To change the scale, use sns.set_context(). This will change the scale of the plot elements and labels. From smallest to largest: "paper", 'notebook', 'talk', 'poster'. Default is paper

In [None]:
# Change the color palette to "RdBu"
sns.set_style("whitegrid")
sns.set_palette("RdBu")

# Create a count plot of survey responses
category_order = ["Never", "Rarely", "Sometimes", 
                  "Often", "Always"]

sns.catplot(x="Parents Advice", 
            data=survey_data, 
            kind="count", 
            order=category_order)

# Show plot
plt.show()

In [None]:
# Change the context to "poster"
sns.set_context("poster")

# Create bar plot
sns.catplot(x="Number of Siblings", y="Feels Lonely",
            data=survey_data, kind="bar")

# Show plot
plt.show()

In [None]:
# Set the style to "darkgrid"
sns.set_style('darkgrid')

# Set a custom color palette
sns.set_palette(['#39A7D0', "#36ADA4"])

# Create the box plot of age distribution by gender
sns.catplot(x="Gender", y="Age", 
            data=survey_data, kind="box")

# Show plot
plt.show()

## Adding titles and labels: Part 1

Seaborn's plot functions create 2 different types of objects: FacetGrids and AxesSubplots. To figure out which type of object you're working with, first assign the plot output to a variable (often g), then do type(g)

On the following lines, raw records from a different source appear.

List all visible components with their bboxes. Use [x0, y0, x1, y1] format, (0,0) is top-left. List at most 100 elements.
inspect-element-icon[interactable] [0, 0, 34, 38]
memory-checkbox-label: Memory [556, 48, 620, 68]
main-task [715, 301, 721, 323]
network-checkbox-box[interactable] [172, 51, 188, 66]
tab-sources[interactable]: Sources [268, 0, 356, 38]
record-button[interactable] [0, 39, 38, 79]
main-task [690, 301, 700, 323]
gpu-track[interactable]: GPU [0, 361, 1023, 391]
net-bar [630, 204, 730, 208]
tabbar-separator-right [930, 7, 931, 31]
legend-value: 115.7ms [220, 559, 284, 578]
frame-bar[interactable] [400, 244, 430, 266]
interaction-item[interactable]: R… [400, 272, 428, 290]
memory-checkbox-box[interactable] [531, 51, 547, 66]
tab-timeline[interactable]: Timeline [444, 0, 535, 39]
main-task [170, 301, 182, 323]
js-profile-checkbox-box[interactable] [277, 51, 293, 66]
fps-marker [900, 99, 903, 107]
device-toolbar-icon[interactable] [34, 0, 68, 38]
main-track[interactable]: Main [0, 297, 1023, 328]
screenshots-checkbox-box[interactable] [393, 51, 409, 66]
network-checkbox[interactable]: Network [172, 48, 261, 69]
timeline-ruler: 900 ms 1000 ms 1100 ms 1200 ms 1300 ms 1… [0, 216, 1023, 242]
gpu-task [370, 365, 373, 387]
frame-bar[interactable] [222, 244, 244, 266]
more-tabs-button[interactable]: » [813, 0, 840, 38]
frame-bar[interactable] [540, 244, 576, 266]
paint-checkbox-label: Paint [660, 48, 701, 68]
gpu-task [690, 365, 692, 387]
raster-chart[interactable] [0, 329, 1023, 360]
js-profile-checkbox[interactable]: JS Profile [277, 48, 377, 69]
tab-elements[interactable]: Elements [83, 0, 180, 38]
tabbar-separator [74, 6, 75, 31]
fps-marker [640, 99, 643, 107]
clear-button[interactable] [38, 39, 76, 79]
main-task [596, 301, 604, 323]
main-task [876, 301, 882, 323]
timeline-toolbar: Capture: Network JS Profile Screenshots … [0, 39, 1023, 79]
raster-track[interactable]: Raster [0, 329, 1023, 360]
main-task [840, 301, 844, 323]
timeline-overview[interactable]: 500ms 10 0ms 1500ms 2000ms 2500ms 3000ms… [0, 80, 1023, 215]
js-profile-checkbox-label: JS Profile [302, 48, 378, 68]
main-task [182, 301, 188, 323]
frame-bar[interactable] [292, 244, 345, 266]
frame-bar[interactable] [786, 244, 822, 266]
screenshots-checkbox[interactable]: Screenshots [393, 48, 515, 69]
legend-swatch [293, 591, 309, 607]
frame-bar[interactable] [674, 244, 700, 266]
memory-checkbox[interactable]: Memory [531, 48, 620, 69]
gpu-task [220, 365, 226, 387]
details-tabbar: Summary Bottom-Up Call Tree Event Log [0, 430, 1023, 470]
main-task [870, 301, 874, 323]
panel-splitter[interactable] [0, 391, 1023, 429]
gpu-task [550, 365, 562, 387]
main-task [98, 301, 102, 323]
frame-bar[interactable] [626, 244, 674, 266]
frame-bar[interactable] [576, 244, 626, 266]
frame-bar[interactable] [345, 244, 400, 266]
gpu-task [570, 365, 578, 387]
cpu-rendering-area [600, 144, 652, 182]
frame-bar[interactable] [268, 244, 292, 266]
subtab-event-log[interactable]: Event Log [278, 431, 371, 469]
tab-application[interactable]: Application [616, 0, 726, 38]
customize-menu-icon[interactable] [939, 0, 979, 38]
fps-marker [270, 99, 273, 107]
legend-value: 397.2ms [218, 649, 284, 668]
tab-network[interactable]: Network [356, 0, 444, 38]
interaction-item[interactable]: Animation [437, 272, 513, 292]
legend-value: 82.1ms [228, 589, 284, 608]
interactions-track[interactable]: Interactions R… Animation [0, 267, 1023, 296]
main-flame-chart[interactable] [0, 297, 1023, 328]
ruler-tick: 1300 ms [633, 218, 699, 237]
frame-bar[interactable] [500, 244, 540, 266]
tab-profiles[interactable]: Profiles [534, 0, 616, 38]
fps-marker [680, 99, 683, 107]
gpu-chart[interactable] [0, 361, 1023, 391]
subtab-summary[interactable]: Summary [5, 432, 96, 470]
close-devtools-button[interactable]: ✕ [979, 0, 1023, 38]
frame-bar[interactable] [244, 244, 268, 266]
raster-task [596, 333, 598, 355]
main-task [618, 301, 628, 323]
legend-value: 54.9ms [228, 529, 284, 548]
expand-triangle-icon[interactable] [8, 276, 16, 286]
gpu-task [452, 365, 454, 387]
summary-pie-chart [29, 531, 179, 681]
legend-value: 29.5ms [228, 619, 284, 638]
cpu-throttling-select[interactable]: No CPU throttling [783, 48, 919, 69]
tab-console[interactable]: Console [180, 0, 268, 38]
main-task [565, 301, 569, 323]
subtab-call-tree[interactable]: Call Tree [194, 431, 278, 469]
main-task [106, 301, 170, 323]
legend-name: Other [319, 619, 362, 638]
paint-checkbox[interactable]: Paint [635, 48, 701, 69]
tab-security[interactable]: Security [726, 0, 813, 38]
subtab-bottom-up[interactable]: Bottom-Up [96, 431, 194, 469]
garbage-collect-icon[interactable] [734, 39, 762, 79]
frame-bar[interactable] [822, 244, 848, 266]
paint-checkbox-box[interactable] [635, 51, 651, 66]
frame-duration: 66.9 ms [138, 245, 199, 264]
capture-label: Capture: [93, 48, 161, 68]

A FacetGrid consists of one or more AxesSubplots, which is how it supports subplots. replot() and catplot() support creating subplots, and that means they are creating FacetGrid objects. scatterplot() and countplot() only make AxesSubplot

To assign a title to a FacetGrid, assign the plot to g, then use g.fig.suptitle('Title'). This sets a title for the figure as a whole. To adjust the height of the title, use y=. y=1.03 makes the title a little higher than default

In [None]:
# Create scatter plot
g = sns.relplot(x="weight", 
                y="horsepower", 
                data=mpg,
                kind="scatter")

# Add a title "Car Weight vs. Horsepower"
g.fig.suptitle('Car Weight vs. Horsepower')

# Show plot
plt.show()

## Adding titles and labels part 2

To add a title to AxesSubplot, use g.set_title('Title')

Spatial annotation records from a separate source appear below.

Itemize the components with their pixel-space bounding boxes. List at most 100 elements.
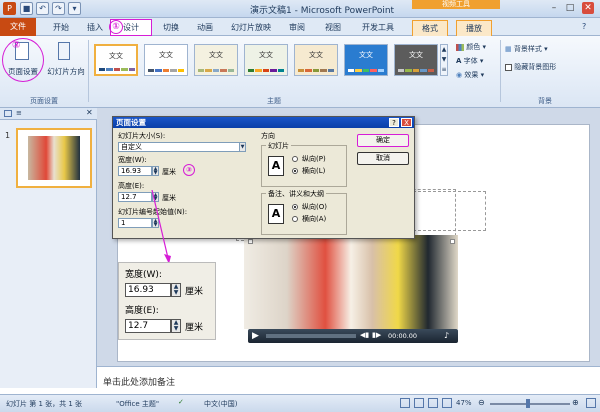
callout-height-unit: 厘米 bbox=[185, 323, 204, 333]
help-icon[interactable]: ? bbox=[582, 22, 586, 31]
slide-sorter-icon[interactable] bbox=[414, 398, 424, 408]
landscape-radio[interactable] bbox=[292, 168, 298, 174]
callout-width-spinner: ▲ ▼ bbox=[171, 283, 181, 297]
orientation-icon bbox=[58, 42, 70, 60]
slide-size-label: 幻灯片大小(S): bbox=[118, 132, 166, 140]
maximize-icon[interactable]: □ bbox=[564, 2, 576, 14]
slides-tab-icon[interactable] bbox=[4, 110, 12, 117]
dropdown-arrow-icon[interactable]: ▼ bbox=[239, 142, 246, 152]
theme-thumb-4[interactable]: 文文 bbox=[244, 44, 288, 76]
close-window-icon[interactable]: ✕ bbox=[582, 2, 594, 14]
notes-portrait-radio[interactable] bbox=[292, 204, 298, 210]
theme-label: 文文 bbox=[259, 51, 273, 59]
undo-icon[interactable]: ↶ bbox=[36, 2, 49, 15]
callout-height-label: 高度(E): bbox=[125, 306, 159, 316]
group-label-themes: 主题 bbox=[267, 97, 281, 105]
theme-thumb-1[interactable]: 文文 bbox=[94, 44, 138, 76]
redo-icon[interactable]: ↷ bbox=[52, 2, 65, 15]
dialog-help-button[interactable]: ? bbox=[389, 118, 399, 127]
video-frame[interactable] bbox=[244, 235, 458, 329]
tab-review[interactable]: 审阅 bbox=[282, 20, 312, 36]
video-time: 00:00.00 bbox=[388, 332, 418, 340]
colors-button[interactable]: 颜色 ▾ bbox=[456, 42, 486, 52]
customize-quick-access-icon[interactable]: ▾ bbox=[68, 2, 81, 15]
ribbon-tab-row: 文件 开始 插入 设计 切换 动画 幻灯片放映 审阅 视图 开发工具 格式 播放… bbox=[0, 18, 600, 36]
background-styles-icon: ▦ bbox=[505, 45, 512, 53]
reading-view-icon[interactable] bbox=[428, 398, 438, 408]
notes-landscape-radio[interactable] bbox=[292, 216, 298, 222]
tab-transitions[interactable]: 切换 bbox=[156, 20, 186, 36]
forward-icon[interactable]: ▮▶ bbox=[372, 331, 381, 339]
hide-background-label: 隐藏背景图形 bbox=[514, 63, 557, 71]
tab-file[interactable]: 文件 bbox=[0, 18, 36, 36]
background-styles-button[interactable]: ▦ 背景样式 ▾ bbox=[505, 44, 548, 54]
slideshow-icon[interactable] bbox=[442, 398, 452, 408]
theme-label: 文文 bbox=[409, 51, 423, 59]
panel-tabs: ≡ ✕ bbox=[0, 108, 97, 120]
theme-thumb-5[interactable]: 文文 bbox=[294, 44, 338, 76]
spellcheck-icon[interactable]: ✓ bbox=[178, 398, 184, 406]
minimize-icon[interactable]: – bbox=[548, 2, 560, 14]
group-label-page-setup: 页面设置 bbox=[30, 97, 58, 105]
callout-width-input: 16.93 bbox=[125, 283, 171, 297]
zoom-in-icon[interactable]: ⊕ bbox=[572, 398, 579, 407]
landscape-label: 横向(L) bbox=[302, 167, 326, 175]
rewind-icon[interactable]: ◀▮ bbox=[360, 331, 369, 339]
fonts-button[interactable]: A 字体 ▾ bbox=[456, 56, 483, 66]
width-unit: 厘米 bbox=[162, 168, 176, 176]
hide-background-checkbox[interactable]: 隐藏背景图形 bbox=[505, 62, 556, 72]
notes-pane[interactable]: 单击此处添加备注 bbox=[97, 366, 600, 394]
portrait-radio[interactable] bbox=[292, 156, 298, 162]
theme-thumb-2[interactable]: 文文 bbox=[144, 44, 188, 76]
cancel-button[interactable]: 取消 bbox=[357, 152, 409, 165]
zoom-level[interactable]: 47% bbox=[456, 399, 472, 407]
tab-view[interactable]: 视图 bbox=[318, 20, 348, 36]
annotation-1: ① bbox=[109, 20, 123, 34]
tab-insert[interactable]: 插入 bbox=[80, 20, 110, 36]
video-progress-bar[interactable] bbox=[266, 334, 356, 338]
orientation-heading: 方向 bbox=[261, 132, 275, 140]
tab-developer[interactable]: 开发工具 bbox=[356, 20, 400, 36]
notes-orientation-group: 备注、讲义和大纲 A 纵向(O) 横向(A) bbox=[261, 189, 347, 235]
volume-icon[interactable]: ♪ bbox=[444, 331, 449, 340]
slide-thumbnail[interactable] bbox=[16, 128, 92, 188]
theme-label: 文文 bbox=[159, 51, 173, 59]
ok-button[interactable]: 确定 bbox=[357, 134, 409, 147]
zoom-out-icon[interactable]: ⊖ bbox=[478, 398, 485, 407]
slide-orientation-button[interactable]: 幻灯片方向 bbox=[44, 40, 85, 86]
fit-to-window-icon[interactable] bbox=[586, 398, 596, 408]
tab-slideshow[interactable]: 幻灯片放映 bbox=[226, 20, 276, 36]
slide-size-select[interactable]: 自定义 bbox=[118, 142, 246, 152]
width-label: 宽度(W): bbox=[118, 156, 147, 164]
width-input[interactable]: 16.93 bbox=[118, 166, 152, 176]
theme-label: 文文 bbox=[109, 52, 123, 60]
zoom-slider-thumb[interactable] bbox=[526, 399, 530, 408]
slides-group-label: 幻灯片 bbox=[266, 141, 291, 151]
effects-button[interactable]: ◉ 效果 ▾ bbox=[456, 70, 484, 80]
thumbnail-video-frame bbox=[28, 136, 80, 180]
theme-thumb-6[interactable]: 文文 bbox=[344, 44, 388, 76]
theme-thumb-7[interactable]: 文文 bbox=[394, 44, 438, 76]
notes-orientation-preview-icon: A bbox=[268, 204, 284, 224]
language-status[interactable]: 中文(中国) bbox=[204, 399, 237, 409]
dialog-close-button[interactable]: X bbox=[401, 118, 412, 127]
tab-animations[interactable]: 动画 bbox=[190, 20, 220, 36]
theme-gallery-scroll[interactable]: ▲ ▼ ≡ bbox=[440, 44, 448, 76]
tab-format[interactable]: 格式 bbox=[412, 20, 448, 36]
close-panel-icon[interactable]: ✕ bbox=[86, 108, 93, 117]
resize-handle[interactable] bbox=[248, 239, 253, 244]
slides-orientation-group: 幻灯片 A 纵向(P) 横向(L) bbox=[261, 141, 347, 187]
width-spinner[interactable]: ▲ ▼ bbox=[152, 166, 159, 176]
zoom-slider[interactable] bbox=[490, 403, 570, 405]
powerpoint-logo-icon[interactable]: P bbox=[3, 2, 16, 15]
save-icon[interactable]: ■ bbox=[20, 2, 33, 15]
callout-height-input: 12.7 bbox=[125, 319, 171, 333]
outline-tab-icon[interactable]: ≡ bbox=[16, 109, 22, 117]
theme-thumb-3[interactable]: 文文 bbox=[194, 44, 238, 76]
resize-handle[interactable] bbox=[450, 239, 455, 244]
tab-playback[interactable]: 播放 bbox=[456, 20, 492, 36]
notes-portrait-label: 纵向(O) bbox=[302, 203, 327, 211]
play-icon[interactable]: ▶ bbox=[252, 331, 259, 341]
normal-view-icon[interactable] bbox=[400, 398, 410, 408]
tab-home[interactable]: 开始 bbox=[46, 20, 76, 36]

If the figure has subplots, use g.set_titles to set the titles for each AxesSubplot. If you want to use the variable name in the title, you can use "col_name" in braces to reference the column value, like g.set_titles("This is {col_name}") 

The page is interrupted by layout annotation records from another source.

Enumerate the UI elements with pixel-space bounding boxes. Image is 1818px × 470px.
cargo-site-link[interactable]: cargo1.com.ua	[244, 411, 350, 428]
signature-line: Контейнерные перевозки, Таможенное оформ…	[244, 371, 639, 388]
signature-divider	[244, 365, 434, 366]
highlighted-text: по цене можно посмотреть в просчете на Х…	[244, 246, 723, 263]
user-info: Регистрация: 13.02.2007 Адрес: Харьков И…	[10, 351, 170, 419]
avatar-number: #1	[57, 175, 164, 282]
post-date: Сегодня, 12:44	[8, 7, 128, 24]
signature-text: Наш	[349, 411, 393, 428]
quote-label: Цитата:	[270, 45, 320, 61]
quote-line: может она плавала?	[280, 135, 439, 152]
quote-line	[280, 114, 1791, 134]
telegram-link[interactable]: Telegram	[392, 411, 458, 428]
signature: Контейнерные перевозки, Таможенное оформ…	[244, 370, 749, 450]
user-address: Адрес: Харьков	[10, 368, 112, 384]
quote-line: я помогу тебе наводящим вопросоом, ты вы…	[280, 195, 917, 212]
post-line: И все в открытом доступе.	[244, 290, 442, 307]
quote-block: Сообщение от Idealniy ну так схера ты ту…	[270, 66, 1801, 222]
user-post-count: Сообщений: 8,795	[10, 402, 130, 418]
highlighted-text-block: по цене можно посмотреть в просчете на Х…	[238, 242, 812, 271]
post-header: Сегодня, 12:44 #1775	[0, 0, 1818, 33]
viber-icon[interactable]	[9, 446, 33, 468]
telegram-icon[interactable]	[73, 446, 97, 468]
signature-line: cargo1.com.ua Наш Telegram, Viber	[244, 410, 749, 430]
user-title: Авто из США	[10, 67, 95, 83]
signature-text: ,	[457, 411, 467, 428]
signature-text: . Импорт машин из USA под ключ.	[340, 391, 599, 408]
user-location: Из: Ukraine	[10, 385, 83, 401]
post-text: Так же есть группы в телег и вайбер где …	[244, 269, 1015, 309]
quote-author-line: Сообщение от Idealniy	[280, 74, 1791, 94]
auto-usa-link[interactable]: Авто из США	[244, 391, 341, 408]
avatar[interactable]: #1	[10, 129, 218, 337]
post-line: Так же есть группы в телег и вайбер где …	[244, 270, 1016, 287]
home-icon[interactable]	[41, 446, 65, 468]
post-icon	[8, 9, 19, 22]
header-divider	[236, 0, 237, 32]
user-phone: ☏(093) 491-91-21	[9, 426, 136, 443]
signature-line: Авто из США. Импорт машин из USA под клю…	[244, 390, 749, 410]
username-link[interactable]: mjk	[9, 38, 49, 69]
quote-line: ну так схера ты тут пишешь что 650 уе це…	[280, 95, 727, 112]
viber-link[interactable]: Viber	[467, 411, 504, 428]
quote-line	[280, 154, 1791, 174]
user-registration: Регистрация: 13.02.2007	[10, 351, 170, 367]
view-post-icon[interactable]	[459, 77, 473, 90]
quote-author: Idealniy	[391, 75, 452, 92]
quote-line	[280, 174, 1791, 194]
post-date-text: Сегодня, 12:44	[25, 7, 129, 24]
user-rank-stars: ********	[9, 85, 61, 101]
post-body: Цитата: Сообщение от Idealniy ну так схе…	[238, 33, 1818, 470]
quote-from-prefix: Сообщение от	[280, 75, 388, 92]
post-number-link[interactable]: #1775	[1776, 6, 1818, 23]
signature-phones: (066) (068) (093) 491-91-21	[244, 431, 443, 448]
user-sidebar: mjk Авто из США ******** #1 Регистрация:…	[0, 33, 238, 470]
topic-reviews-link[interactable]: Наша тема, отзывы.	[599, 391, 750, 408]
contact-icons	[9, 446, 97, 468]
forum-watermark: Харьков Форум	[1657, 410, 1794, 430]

To assign axis labels, assign the plot to a variable and then call the 'set' function with parameters xlabel= and ylabel=. This is for both AxesSubplot and FacetGrids. To rotate the tick labels, call the Matplotlib function plt.xticks(rotation=). This is for both AxesSubplot and FacetGrids.

## Putting it all together

Import the packages

Decide what plot you want to create: relational plot (betwen 2 quantitative vairables), categorical plot (distribution of a quant. within categories)

Adding a 3rd variable: hue, or col/row in relplot() or catplot()



## Explore Datasets
Use the DataFrames imported in the first cell to explore the data and practice your skills!
- From `country_data`, create a scatter plot to look at the relationship between GDP and Literacy. Use color to segment the data points by region.
- Use `mpg` to create a line plot with `model_year` on the x-axis and `weight` on the y-axis. Create differentiating lines for each country of origin (`origin`). 
- Create a box plot from `student_data` to explore the relationship between the number of failures (`failures`) and the average final grade (`G3`).
- Create a bar plot from `survey` to compare how `Loneliness` differs across values for `Internet usage`. Format it to have two subplots for gender.
- Make sure to add titles and labels to your plots and adjust their format for readability!